Mustafa: Avec Vetevendosje nous n'avons pas encore discuté de grandes questions

Traitement des coalitions Le PAN avec la proposition de président du Parlement est la solution pour sortir de la crise, selon le président sortant du Premier ministre Isa Musatafa, simultanément président du LDK. Selon lui, il n'y a aucune raison pour que des questions liées à des noms concrets soient bloquées dans l'arrangement de l'Assemblée jusqu'à ce qu'il soit dit que cette [...]
Selon lui, il n'y a aucune raison pour que des questions liées à des noms concrets soient coincées dans le cadre du Parlement jusqu'à ce que la coalition PAN assume cette responsabilité.
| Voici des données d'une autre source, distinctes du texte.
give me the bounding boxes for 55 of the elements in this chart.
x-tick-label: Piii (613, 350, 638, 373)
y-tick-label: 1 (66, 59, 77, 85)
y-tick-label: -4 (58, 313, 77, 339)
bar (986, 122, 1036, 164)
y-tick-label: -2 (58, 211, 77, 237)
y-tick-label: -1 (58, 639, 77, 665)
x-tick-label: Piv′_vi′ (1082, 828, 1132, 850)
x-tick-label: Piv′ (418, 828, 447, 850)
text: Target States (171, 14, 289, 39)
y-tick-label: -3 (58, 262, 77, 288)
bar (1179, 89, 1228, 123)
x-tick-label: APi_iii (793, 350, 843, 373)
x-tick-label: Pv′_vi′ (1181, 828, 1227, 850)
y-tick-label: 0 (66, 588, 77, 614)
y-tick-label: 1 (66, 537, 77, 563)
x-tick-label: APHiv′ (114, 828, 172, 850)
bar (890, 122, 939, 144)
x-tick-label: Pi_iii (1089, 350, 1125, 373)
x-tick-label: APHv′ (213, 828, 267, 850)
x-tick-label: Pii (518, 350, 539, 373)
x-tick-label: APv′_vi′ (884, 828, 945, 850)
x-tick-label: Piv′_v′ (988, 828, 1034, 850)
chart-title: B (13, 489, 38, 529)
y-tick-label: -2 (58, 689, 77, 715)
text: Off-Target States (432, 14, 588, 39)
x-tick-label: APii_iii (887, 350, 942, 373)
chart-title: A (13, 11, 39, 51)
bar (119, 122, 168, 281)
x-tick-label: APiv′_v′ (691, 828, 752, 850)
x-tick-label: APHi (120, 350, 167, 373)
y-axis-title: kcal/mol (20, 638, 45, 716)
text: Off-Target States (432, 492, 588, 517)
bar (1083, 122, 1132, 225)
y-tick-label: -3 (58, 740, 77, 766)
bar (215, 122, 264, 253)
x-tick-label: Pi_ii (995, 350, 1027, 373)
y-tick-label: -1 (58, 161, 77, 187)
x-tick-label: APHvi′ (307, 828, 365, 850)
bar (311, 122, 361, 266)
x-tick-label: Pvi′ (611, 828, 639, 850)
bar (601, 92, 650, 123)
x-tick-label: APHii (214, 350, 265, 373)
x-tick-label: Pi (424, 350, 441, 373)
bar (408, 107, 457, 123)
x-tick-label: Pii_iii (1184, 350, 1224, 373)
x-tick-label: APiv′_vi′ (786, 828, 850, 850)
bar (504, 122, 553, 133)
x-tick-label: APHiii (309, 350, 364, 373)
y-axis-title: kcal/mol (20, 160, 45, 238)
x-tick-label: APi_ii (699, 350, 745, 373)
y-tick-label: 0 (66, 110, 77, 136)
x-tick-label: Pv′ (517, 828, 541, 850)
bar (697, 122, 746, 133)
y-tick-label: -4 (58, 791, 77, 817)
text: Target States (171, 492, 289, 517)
De même, Mustafa a déclaré qu'ils n'avaient pas parlé avec le Mouvement Vetevendosje de la manière de traiter des questions majeures telles que la démarcation, le dialogue avec la Serbie et la transformation du KSF en armée.
Je pense que la solution est ce qui est écrit dans les décisions de la Cour constitutionnelle, nous ne voudrions pas une telle décision, mais toutes les décisions de la Cour constitutionnelle nous avons toujours respecté et nous devons apprendre à l'appliquer parce qu'il s'agit d'attitudes envers les institutions et l'État. La solution est que la coalition du Parti démocratique du Kosovo se rende au Parlement avec des propositions de présidence de l'Assemblée, si l'Assemblée ne choisit pas la première alors nous devons élire l'autre, et avec cela nous allons surmonter cette phase de l'obligation du Parlement. Il n'y a aucune raison que des questions liées à des noms concrets soient bloquées par la constitution, et je pense que la coalition devrait prendre le relais avec PDK”, a-t-il dit.
Il a dit qu'avec le Mouvement Vetevendosje, ils devraient négocier le programme et les grandes questions qui sont restées sans solution, jusqu'à ce qu'il ajoute que ce sont les organes du LDK qui décident d'une éventuelle coalition.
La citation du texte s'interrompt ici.